A fully-loaded B-52H Stratofortress weighs nearly half-a-million pounds; getting one airborne is a feat of modern engineering, but getting it safely back on the ground may be an even more impressive accomplishment. In an instant, six stalks of steel and rubber must catch and balance the weight of 20 school buses, keeping everything upright while screeching to a stop from 200 mph.
A microscopic crack in any one of those pieces of landing gear could result in critical failure and a crash with more than a $100 million price tag, not to mention the catastrophic risk to anyone onboard.
That’s where Chad Hogan, member of the John and Marcia Price College of Engineering Alumni Association Board and Department of Mechanical Engineering Industrial Advisory Board, comes in.
A 1994 Mechanical Engineering alumnus and Lead Engineer at Hill Air Force Base, Hogan specializes in the unique mechanical and material properties of landing gear components. His research on new protective coatings that slows the degradation of high-strength steel earned Hogan a spot as a finalist for the Society of Professional Engineers Federal Engineer of the Year award.
And while he’s proud of his professional accolades, Hogan sees the real prize in the work itself. He estimates that his career efforts redesigning aircraft braking systems and landing gear structures have helped save the Air Force — and the American taxpayer — nearly $3 Billion in aggregate lifetime savings and an estimated 70% reduction in operational failures.
Statistically, a plane’s engines are the subsystem most at risk of failure, but only because of bird strikes. Take away those force majeure incidents and landing gear moves into the top spot, and for good reason: unlike most other aircraft sub-systems and structure, every aircraft landing gear is composed of hundreds of critical components, whose absence or loss of function will often result in a crash.
“The landing gear of some planes were designed to last the lifetime of the aircraft,” Hogan says. “But after 60 years of service, some of those planes are really in their third or fourth lifetime. So if a part fails, our ultimate goal is to identify why and correct it as quickly as possible so that failure can be prevented in other planes.”
Complicating this process is the fact that operational records of these aircraft get spottier the further into their history one goes; there is sometimes no way to tell exactly when a given piece of landing gear was installed or how many times it has flown. With parts spanning a half-century of progress in steel manufacturing and processing techniques, the root cause of a failure is hidden in both its history and its composition.
Hogan therefore serves as a kind of metallurgical detective, conducting microscopic forensic analysis on the surfaces of fractured parts, looking for the molecular signatures of the culprit. And if microscopy doesn’t turn up any clues, there’s the tried-and-true technique of picking up the phone.
“If I have a question about a part, I can just call the engineer who works for the designer of that specific landing gear.”
Hogan’s journey into this rarefied air wasn’t a straight line. After graduating from the U, his first jobs involved applying his University of Utah degree to designing food processing facilities.
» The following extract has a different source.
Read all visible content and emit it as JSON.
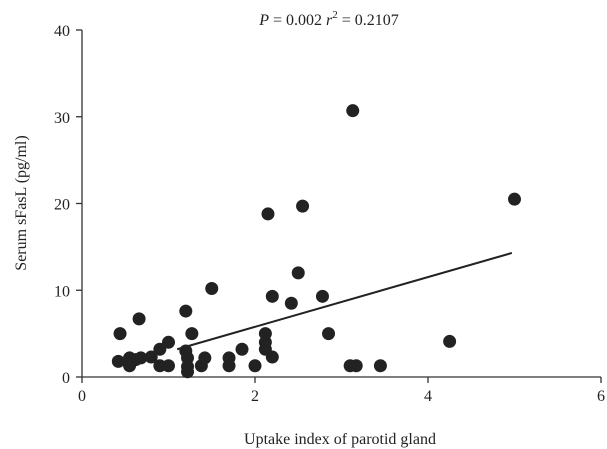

Standing on the edge of what seemed like a Grand-Canyon-sized trench in frigid winter weather which would bury a 12’-diameter holding tank and its concrete anchors, Hogan began to develop a deeper appreciation of the scale of his work. What started as a few inches of pencil marks on his drafting table would soon fill this yawning pit.
That perspective still drives Hogan in his current-day work in materials, though the scale now mostly goes in the other direction. That’s because his focus is on hydrogen embrittlement, a process by which the universe’s smallest and most pervasive element works its way into steel alloys and fills microscopic voids, and creates cracks that can expand and eventually leads to total failure.
Hogan’s Federal Engineer of the Year nomination was based on his development of a new anti-corrosion coating for the high-strength steel used in landing gear. The previous state-of-the-art coating was based on cadmium, a known carcinogen; Hogan’s zinc-nickel based replacement has since become a worldwide industry standard due to its improved performance.
Now, back at his alma mater, Hogan looks forward to helping the next generation of engineers take flight. But more than technical skills, he hopes they take home the perspective that keeps him motivated.
“Pick a career where you’re working for more than yourself,” Hogan says. “When my ideas make planes safer or save the Air Force money, I’m doing that on behalf of my fellow citizens.”
“If you feel like you’ve made a difference, you can come home happy every day.”